Bowman v. Retelieuk

On Petition for Rehearing.

Per Curiam.

Plaintiff has filed a petition for rehearing wherein it is contended that the former opinion overlooked and failed to give proper consideration and effect to the statute enacted by the legislature in 1909. This statute is quoted in the opinion prepared by Mr. Justice Robinson. It is argued that as this statute was enacted after the decision was handed down in Tracy v. Wheeler, 15 N. D. 218, 6 L.R.A.(N.S.) 516, 107 N. W. 68, that the legislature intended to abrogate the rule announced in that decision.- It is said that “the legislative intent by the amendment was not to adhere to the old rule, but to obliterate it.”

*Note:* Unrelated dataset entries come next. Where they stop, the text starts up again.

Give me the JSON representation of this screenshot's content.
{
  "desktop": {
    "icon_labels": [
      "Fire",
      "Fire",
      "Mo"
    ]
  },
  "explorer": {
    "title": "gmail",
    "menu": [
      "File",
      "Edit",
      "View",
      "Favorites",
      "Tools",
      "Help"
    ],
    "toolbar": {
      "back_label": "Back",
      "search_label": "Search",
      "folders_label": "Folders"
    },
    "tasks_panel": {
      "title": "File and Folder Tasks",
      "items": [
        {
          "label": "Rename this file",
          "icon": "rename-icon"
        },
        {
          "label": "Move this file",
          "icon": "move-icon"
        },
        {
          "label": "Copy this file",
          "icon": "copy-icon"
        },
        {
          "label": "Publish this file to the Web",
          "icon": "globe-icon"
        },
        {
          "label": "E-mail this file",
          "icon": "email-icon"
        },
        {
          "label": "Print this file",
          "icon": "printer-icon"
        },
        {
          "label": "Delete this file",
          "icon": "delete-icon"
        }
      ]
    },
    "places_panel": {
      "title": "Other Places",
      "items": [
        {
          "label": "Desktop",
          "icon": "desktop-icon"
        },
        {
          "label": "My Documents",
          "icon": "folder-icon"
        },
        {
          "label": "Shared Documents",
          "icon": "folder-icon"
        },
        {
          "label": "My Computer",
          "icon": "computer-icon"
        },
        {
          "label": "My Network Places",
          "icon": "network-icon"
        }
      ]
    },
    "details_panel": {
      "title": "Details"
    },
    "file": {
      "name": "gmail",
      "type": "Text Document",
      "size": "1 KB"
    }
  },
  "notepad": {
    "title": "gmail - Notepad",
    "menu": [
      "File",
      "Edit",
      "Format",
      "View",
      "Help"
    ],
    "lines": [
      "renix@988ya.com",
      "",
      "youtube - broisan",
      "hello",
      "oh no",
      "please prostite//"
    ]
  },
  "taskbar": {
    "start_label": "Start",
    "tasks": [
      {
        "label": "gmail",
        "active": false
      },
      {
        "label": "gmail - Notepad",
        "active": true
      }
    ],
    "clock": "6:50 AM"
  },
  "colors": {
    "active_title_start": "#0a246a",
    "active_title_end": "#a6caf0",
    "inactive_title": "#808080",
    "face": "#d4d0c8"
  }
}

It is stated that the legislature amended the statute at the first opportunity after the decision in Tracy v. Wheeler was handed down. This argument is unsound and based upon erroneous premises. The decision in Tracy v. Wheeler was handed down in April, 1906. The next legislative assembly convened in January, 1907, but the statute upon which plaintiff relies was not enacted until 1909. The statute does not purport to have any application in any action except one to determine adverse claims.' Its avowed purpose is to prescribe a rale of procedure in such actions. The case of Tracy v. Wheeler was not an action to determine adverse claims. It was an equitable action to cancel a specific mortgage. The complaint described the specific mortgage sought to be canceled with particularity, and gave the book and page of its record in the office of the register of deeds. The prayer for judgment was not “that the defendants be required to set forth their adverse claims, and that the validity, superiority, and priority thereof be determined” (as in actions to determine adverse claims), but the prayer was that the lien or encumbrance claimed by virtue of the specific mortgage described in the complaint be adjudged null and *141void, and plaintiff’s title quieted as against such claim. The rule announced in Tracy v. Wheeler was not one of procedure, but one of substantive law. And we are entirely satisfied that the members of the legislature did not have any intention in enacting this statute to abrogate and abolish a rule of substantive law.

In order that there may be no misunderstanding of our position with respect to the propositions involved in this case, we deem it proper to say that all the members of the court are agreed that the legislature had no intention of changing the rule announced in Tracy v. Wheeler et al. by the enactment of the statute relied upon by the plaintiff. And the majority of the court are agreed that the rule announced in that decision has become so well established that it ought not to be altered or abrogated by a judicial decision. If the rule is wrong, let the legislature abrogate it. The dissenting member of the court is, however, of the opinion that the rule announced in Tracy v. Wheeler is so fundamentally wrong that that decision and the subsequent decisions following it ought to be overruled.